Understanding the role of inflammation in nerve sensitization underscores the importance of antiinflammatory treatment. Neuroinflammation involves the activation of immune cells within the nervous system, releasing proinflammatory cytokines that exacerbate pain.13 Persistent inflammation in DED can trigger neuroinflammatory responses, further contributing to neuropathic pain. Corticosteroids, cyclosporine ophthalmic solution 0.09% (Cequa, Sun Ophthalmics), and lifitegrast ophthalmic solution 5% (Xiidra, Bausch + Lomb) are examples of treatment options used to reduce ocular surface inflammation and mitigate nerve sensitization.2,14 Autologous serum eye drops, rich in growth factors and antiinflammatory components, promote healing and provide trophic support to damaged corneal nerves and are best used for peripheral NOP.2 Central sensitization can be targeted through modulating abnormal nerve signaling.

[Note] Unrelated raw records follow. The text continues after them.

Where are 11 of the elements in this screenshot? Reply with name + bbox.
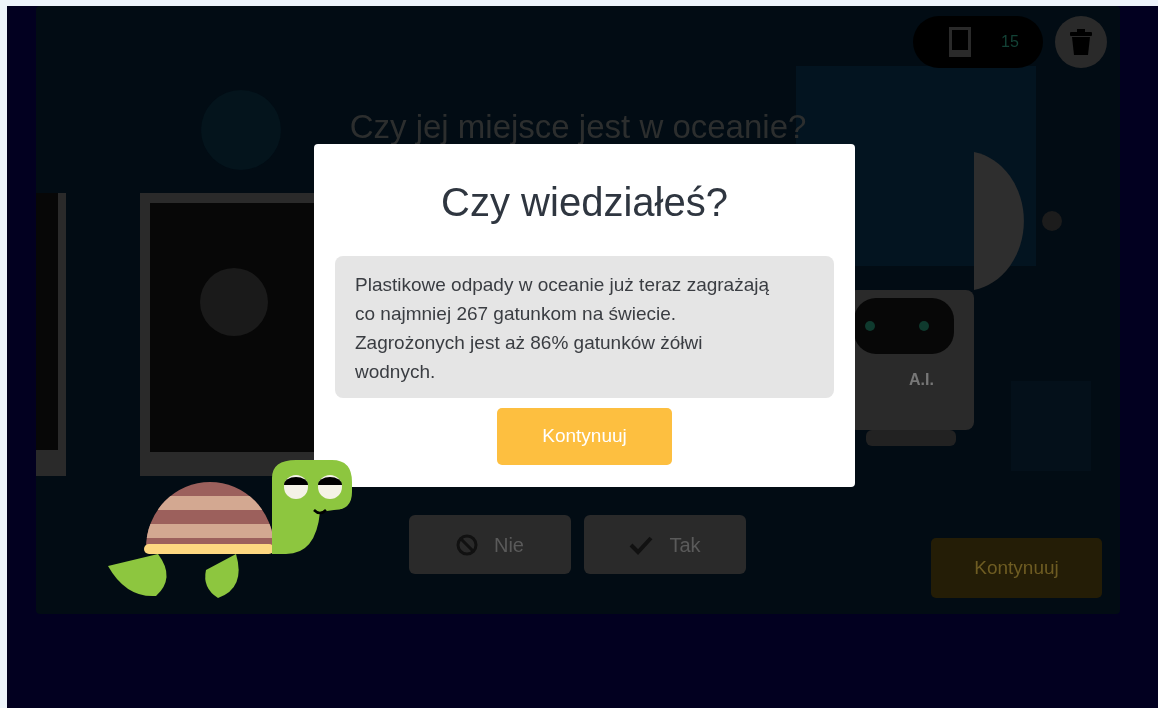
trash-icon <box>1070 29 1092 55</box>
continue-button[interactable]: Kontynuuj <box>497 408 672 465</box>
trash-button[interactable] <box>1055 16 1107 68</box>
dialog-message: Plastikowe odpady w oceanie już teraz zagrażają co najmniej 267 gatunkom na świecie. Zagrożonych jest aż 86% gatunków żółwi wodnych. <box>335 256 834 398</box>
robot-label: A.I. <box>909 370 934 390</box>
continue-button[interactable]: Kontynuuj <box>931 538 1102 598</box>
counter-value: 15 <box>1001 32 1019 52</box>
check-icon <box>629 534 654 555</box>
photo-icon <box>949 27 971 57</box>
dialog-title: Czy wiedziałeś? <box>441 179 728 226</box>
ban-icon <box>456 533 478 556</box>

Some medications effective in reducing central sensitization include gabapentin, pregabalin, and duloxetine.2

Recently, neurostimulation has emerged as a promising method to boost the production of all basal tear components by targeting the nerves involved in tear production. This can be achieved through various forms of stimulation, such as chemical, electrical, or magnetic. Research indicates that neurostimulation can effectively incite the lacrimal glands, goblet cells, and meibomian glands, leading to improvements in both the symptoms and clinical signs of DED by enhancing basal tear production and tear volume.15

Several options, including transcranial magnetic stimulation, ocular transcutaneous electrical stimulation, and neuromodulation techniques, such as scrambler therapy and cutaneous nerve blocks, may help improve neural function and relieve corneal neuropathic pain.16 Additionally, periocular injections of botulinum toxin A have shown promise in subjectively reducing the severity of NOP by targeting both central and peripheral sensitization.17,18 Other studies have reported that acupuncture can also reduce NOP, although further research is required to elucidate its efficacy and best treatment methods overall.17,19

Advanced diagnostic tools, such as in vivo confocal microscopy and corneal esthesiometry, can enhance the detection of nerve damage and sensitization in DED.20-22 Broader use of these tools may allow for more accurate diagnosis and tailored treatment plans.

THE MORE WE KNOW, THE BETTER WE CAN TREAT

The neurobiology and pain pathways in DED play a crucial role in the pathogenesis and symptomatology of the condition. By elucidating the mechanisms of nerve signaling and sensitization, we can develop better-targeted therapies that address the underlying causes of pain in DED.